El sábado pasado, 11 de noviembre, se celebró en Madrid la beatificación de sesenta mártires de la familia vicenciana, asesinados por odio a la fe en el año 1936.
Entre los nuevos beatos había sacerdotes, monjas y seglares. Todos murieron por el único delito de ser católicos. Y murieron amando y perdonando.
Uno de los trece seglares beatificados era Miguel Aguado Camarillo, congregante de la Medalla Milagrosa y padre de cuatro hijos, que fue denunciado por sus vecinos. Fue asesinado en Paracuellos, sin juicio previo, dejando una viuda con apenas treinta años y cuatro niños a su cargo: Ángela de seis años, Carmen de cuatro años, Miguel de dos años, y Gloria de seis meses.
El ya Beato, Miguel Aguado, vivía con su familia en una humilde buhardilla en la calle Ponzano n.38 y trabajaba como mozo en un almacén de neumáticos. En su recordatorio dice: “Era un pobre obrero y pertenecía a la Compañía del Cerro de los Ángeles, a la Adoración Nocturna y era caballero de la Milagrosa.”
Miguel Iba a Misa todos los días muy temprano a la Basílica de la Milagrosa y este hecho llamaba la atención porque Miguel y su esposa eran los únicos vecinos del edificio, conocidos por todos como fervientes católicos. Fue por esto por lo que varios vecinos decidieron denunciarle y alertaron a los milicianos para que vinieran a su casa a detenerle. Finalmente fue arrestado el 29 de octubre de 1936.
Miguel Aguado fue trasladado a la cárcel Modelo de Madrid y de allí a la cárcel de la calle Porlier, famosa porque desde allí siempre se salía para el fusilamiento. Junto con 25 compañeros este padre de familia fue fusilado en Paracuellos del Jarama el 27 de noviembre de 1936, precisamente en la festividad de la Virgen Milagrosa de la que era congregante.
Si admirable es el testimonio de fe de Miguel, también lo es el de su joven esposa, María. Era muy valiente y soportando las mayores humillaciones y groserías acudía a verle a la cárcel con sus cuatro hijos.
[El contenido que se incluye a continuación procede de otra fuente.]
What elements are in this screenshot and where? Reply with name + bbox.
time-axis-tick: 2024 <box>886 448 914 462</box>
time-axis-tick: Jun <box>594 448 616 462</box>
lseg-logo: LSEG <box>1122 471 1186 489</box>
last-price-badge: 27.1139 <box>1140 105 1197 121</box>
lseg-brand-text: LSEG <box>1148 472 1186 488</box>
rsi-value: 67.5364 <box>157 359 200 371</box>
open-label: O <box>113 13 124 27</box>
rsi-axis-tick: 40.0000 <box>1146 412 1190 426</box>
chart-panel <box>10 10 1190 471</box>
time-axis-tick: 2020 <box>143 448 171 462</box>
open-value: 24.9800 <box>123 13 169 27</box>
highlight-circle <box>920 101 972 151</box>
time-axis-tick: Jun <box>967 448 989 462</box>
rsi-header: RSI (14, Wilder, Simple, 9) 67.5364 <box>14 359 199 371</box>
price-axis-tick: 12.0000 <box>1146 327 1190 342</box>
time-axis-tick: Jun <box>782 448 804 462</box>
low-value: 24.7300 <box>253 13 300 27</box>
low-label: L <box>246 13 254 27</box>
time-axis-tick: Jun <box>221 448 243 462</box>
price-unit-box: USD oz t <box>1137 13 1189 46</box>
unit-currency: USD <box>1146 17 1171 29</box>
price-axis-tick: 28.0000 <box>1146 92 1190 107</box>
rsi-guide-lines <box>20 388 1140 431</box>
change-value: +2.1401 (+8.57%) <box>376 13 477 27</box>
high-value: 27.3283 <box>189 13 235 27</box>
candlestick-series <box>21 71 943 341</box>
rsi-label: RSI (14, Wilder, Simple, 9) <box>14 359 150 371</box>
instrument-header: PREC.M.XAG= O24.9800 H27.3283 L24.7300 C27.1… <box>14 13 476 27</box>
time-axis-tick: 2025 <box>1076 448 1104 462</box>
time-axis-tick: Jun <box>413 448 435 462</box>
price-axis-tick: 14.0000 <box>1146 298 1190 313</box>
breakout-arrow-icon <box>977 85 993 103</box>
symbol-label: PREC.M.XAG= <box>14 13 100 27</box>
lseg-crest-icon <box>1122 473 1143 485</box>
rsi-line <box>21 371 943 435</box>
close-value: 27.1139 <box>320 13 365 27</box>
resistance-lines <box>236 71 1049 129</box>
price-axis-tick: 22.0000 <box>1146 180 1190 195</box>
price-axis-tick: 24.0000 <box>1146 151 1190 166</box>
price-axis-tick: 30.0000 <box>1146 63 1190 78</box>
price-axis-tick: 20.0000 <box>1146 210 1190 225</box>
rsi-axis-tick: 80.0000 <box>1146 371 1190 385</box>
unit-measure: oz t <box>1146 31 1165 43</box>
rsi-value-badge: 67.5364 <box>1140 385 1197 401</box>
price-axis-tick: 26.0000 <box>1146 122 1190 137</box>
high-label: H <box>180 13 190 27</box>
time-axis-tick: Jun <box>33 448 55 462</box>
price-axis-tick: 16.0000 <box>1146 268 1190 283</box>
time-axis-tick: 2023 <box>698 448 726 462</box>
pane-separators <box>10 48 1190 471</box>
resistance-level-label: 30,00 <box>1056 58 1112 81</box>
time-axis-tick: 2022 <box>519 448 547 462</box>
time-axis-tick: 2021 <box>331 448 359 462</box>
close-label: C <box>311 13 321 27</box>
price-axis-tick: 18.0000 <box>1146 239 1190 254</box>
Pero ella, lejos de odiar, se apoyó en la fe y no buscó venganza. Podía haberlo hecho, después de la guerra porque conocía a los que denunciaron a su marido, que eran vecinos suyos, pero no lo hizo.
Según recoge la revista Alfa y Omega, la segunda hija del nuevo beato contó, antes de morir en 2015, como vivió su madre aquel momento: “La recuerdo siempre vestida de negro, trabajando en todo lo que podía para sacarnos adelante. Siguió muy devota de la Milagrosa y nos enseñó a todos a confiar en Dios. Todas las noches, antes de acostarnos, nos hacía rezar por nuestro padre para que gozara ya del cielo y por el alma de los asesinos para que Dios les convirtiera y fueran también al cielo. No me cabe la menor duda de que nuestro padre aceptó la muerte por el Señor porque era muy buen cristiano. Sabemos que el ambiente en la cárcel era como de unos ejercicios espirituales. Allí se rezaba el rosario y los sacerdotes que estaban con ellos les animaban en la fe les daban la absolución.
En el Prefacio de los mártires decimos: “Te damos gracias Señor porque en la sangre de los gloriosos mártires, derramada como la de Cristo para confesar tu nombre, manifiestas las maravillas de tu poder, porque en su martirio, Señor, has sacado fuerza de lo débil, haciendo de la fragilidad tu propio testimonio”
Que el ejemplo de los mártires y su intercesión nos ayuden a ser fuertes en la fe, a vencer nuestros miedos y a dar testimonio valiente de Cristo allí donde estemos.
Para todos, un saludo cordial y mi bendición.